On What the World Needs Now, many of the best-known Bacharach-David songs, from “Do You Know the Way to San Jose?” to “Alfie,” receive instrumental treatments. The way you hear them is perhaps clearest in the case of one of the least famous, 1971’s “Nikki.” The piece opens with some swiftly cascading minor electronic-keyboard chords. A muted trumpet then states and restates the melody — mildly windswept, yet moving in its calm way, inevitably somewhere else, as the restless drumming hints — with the repeat transitioned through a brief upswing of strings, which themselves suavely reappear to grab and voice the last few concluding bars. Then the rhythm subtly changes, and a saxophone lies sensuously back, making the chorus sizzle. The rest of the piece is a loose dance of the trumpet, those strings and that sax. The listener goes from the English countryside to a Malibu beachfront to a fire-lit interior, the woodsy acoustic qualities of all locales fused into one colorful blur. The orchestra never acts more grandly than the sax, which in turn never behaves less rudely than the strings.


 


The reissue is hardly exhaustive; it omits Bacharach-David songs such as “Hasbrook Heights,” a suburban romance perfectly sung by Bacharach (from 1971’s Burt Bacharach, still a Japan-only reissue), ’60s tunes as compactly magisterial as “The Windows of the World,” film scorings as closely composed as “The April Fools,” jazzy rhythmic workouts as alive as “Pacific Coast Highway.” But it includes “Something Big,” on which Bacharach sings, backed by trim chorale, that that’s what he’s after. “Why do I go on and fill my life with little things,” he asks, doing the “composer vocals,” as Sakamoto termed them, “when there are big things I must do?”
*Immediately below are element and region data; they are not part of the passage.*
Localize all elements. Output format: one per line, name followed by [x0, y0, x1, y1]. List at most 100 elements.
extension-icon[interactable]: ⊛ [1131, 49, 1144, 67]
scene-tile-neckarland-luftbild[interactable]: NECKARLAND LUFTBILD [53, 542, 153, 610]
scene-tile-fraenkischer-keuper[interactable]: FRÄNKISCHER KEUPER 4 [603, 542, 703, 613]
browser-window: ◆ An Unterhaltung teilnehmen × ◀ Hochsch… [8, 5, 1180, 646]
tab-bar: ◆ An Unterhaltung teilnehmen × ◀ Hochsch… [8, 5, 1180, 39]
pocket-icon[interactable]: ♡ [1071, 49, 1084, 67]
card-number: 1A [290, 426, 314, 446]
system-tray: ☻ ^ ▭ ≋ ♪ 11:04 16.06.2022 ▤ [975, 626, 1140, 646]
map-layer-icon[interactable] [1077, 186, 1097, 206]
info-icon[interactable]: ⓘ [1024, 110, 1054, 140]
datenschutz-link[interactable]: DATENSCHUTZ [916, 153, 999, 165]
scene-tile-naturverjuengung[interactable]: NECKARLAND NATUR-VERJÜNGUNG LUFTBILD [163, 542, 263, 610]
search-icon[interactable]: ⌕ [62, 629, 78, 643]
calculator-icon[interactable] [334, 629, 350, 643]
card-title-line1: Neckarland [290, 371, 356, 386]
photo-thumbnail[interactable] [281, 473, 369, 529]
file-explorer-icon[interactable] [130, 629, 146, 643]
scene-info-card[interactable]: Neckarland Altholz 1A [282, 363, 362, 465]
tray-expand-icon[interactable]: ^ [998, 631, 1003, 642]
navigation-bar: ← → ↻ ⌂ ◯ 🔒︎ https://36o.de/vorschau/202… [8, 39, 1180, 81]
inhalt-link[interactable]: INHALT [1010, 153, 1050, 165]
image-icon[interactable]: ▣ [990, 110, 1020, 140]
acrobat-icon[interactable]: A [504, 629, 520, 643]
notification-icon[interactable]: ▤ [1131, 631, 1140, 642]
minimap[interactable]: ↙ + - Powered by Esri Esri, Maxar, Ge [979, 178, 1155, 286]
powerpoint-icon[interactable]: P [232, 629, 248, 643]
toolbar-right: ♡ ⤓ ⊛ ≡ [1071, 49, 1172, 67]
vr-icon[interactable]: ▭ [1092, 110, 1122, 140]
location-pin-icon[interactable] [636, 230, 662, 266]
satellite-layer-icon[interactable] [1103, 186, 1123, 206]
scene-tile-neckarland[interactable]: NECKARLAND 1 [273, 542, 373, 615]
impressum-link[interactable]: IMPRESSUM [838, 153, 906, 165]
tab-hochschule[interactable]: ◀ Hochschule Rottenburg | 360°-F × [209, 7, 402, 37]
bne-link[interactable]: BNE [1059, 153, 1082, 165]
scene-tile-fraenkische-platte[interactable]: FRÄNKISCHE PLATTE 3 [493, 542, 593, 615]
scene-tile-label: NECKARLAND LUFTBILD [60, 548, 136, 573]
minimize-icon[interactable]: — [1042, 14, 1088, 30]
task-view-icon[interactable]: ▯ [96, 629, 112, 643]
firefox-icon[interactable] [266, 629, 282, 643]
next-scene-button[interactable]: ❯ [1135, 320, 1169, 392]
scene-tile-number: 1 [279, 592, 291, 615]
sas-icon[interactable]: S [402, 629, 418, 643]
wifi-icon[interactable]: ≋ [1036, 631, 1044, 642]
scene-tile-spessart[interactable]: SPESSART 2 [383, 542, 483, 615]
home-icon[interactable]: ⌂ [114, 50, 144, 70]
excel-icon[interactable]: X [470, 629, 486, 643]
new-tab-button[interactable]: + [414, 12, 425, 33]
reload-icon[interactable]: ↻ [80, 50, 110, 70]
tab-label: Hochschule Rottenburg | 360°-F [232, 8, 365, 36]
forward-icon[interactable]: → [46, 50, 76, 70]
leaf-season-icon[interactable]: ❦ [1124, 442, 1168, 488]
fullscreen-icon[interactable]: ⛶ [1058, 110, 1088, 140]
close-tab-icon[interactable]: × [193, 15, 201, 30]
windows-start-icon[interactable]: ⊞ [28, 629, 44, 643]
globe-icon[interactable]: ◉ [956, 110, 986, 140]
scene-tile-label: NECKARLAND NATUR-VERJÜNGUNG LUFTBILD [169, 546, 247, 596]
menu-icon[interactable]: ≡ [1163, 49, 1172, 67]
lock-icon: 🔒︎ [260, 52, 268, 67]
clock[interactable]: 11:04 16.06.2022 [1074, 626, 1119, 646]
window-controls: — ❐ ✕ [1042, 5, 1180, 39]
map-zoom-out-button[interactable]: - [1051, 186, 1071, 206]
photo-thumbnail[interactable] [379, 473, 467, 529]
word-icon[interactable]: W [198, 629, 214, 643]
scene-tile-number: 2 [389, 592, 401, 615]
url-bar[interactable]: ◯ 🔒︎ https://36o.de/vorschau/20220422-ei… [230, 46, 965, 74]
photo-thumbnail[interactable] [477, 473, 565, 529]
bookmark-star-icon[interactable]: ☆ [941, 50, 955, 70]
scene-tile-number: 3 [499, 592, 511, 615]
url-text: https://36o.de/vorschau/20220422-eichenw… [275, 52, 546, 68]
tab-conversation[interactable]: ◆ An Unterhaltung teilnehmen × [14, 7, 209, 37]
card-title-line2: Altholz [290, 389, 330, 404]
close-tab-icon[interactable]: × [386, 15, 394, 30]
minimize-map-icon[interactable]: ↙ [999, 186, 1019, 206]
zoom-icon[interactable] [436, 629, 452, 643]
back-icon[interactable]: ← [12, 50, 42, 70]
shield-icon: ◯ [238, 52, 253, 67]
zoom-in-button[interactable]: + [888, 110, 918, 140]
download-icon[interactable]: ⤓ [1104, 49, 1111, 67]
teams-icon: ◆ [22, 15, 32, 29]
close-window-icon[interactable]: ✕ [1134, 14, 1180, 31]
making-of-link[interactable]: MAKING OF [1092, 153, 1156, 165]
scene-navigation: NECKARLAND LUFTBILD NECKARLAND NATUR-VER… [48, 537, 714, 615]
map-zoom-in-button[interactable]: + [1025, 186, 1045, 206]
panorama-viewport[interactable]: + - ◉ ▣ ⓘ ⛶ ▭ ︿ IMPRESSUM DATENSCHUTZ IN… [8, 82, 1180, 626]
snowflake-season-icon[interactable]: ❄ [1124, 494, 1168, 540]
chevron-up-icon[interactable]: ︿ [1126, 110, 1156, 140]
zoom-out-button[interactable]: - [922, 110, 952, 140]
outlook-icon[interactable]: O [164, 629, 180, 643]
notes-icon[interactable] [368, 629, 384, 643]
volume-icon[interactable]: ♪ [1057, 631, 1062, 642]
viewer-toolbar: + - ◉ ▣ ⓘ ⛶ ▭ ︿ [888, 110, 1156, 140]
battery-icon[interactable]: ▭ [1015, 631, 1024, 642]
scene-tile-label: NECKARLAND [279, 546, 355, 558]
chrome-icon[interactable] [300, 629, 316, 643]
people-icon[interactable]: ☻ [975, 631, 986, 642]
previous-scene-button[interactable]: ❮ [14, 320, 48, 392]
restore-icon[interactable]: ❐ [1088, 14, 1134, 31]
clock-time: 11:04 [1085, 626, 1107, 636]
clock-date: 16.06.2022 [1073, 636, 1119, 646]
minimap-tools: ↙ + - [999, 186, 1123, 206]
As a kid, my piano teachers insisted that scores unlocked the performance secrets to all music. Although the “Whole Lotta Love” sheet music disproved this, my copy of “This Guy’s in Love With You” worked as fully as Bach. As What the World Needs Now demonstrates, this indicated more than the fact that Bacharach composed on a piano and Led Zep did not; it meant that Bacharach, while working at a polo-shirted stylistic remove from ’60s and ’70s rockers, was still going at things with the zestful inventiveness of the pop times. You can reject his place in the kitsch universe; you can realize that rock purists will always miss him. You can insist he’s no Percy Faith. But then you hear one of Bacharach’s bass clarinets slide over exactly the right drumming, or you hear him vary the tempo in a way that causes most pop musicians today to run for cover, and you just think, well, Burt Bacharach, he’s his own narrative. And whether that universe is closer to Ravel’s or Jobim’s matters not at all.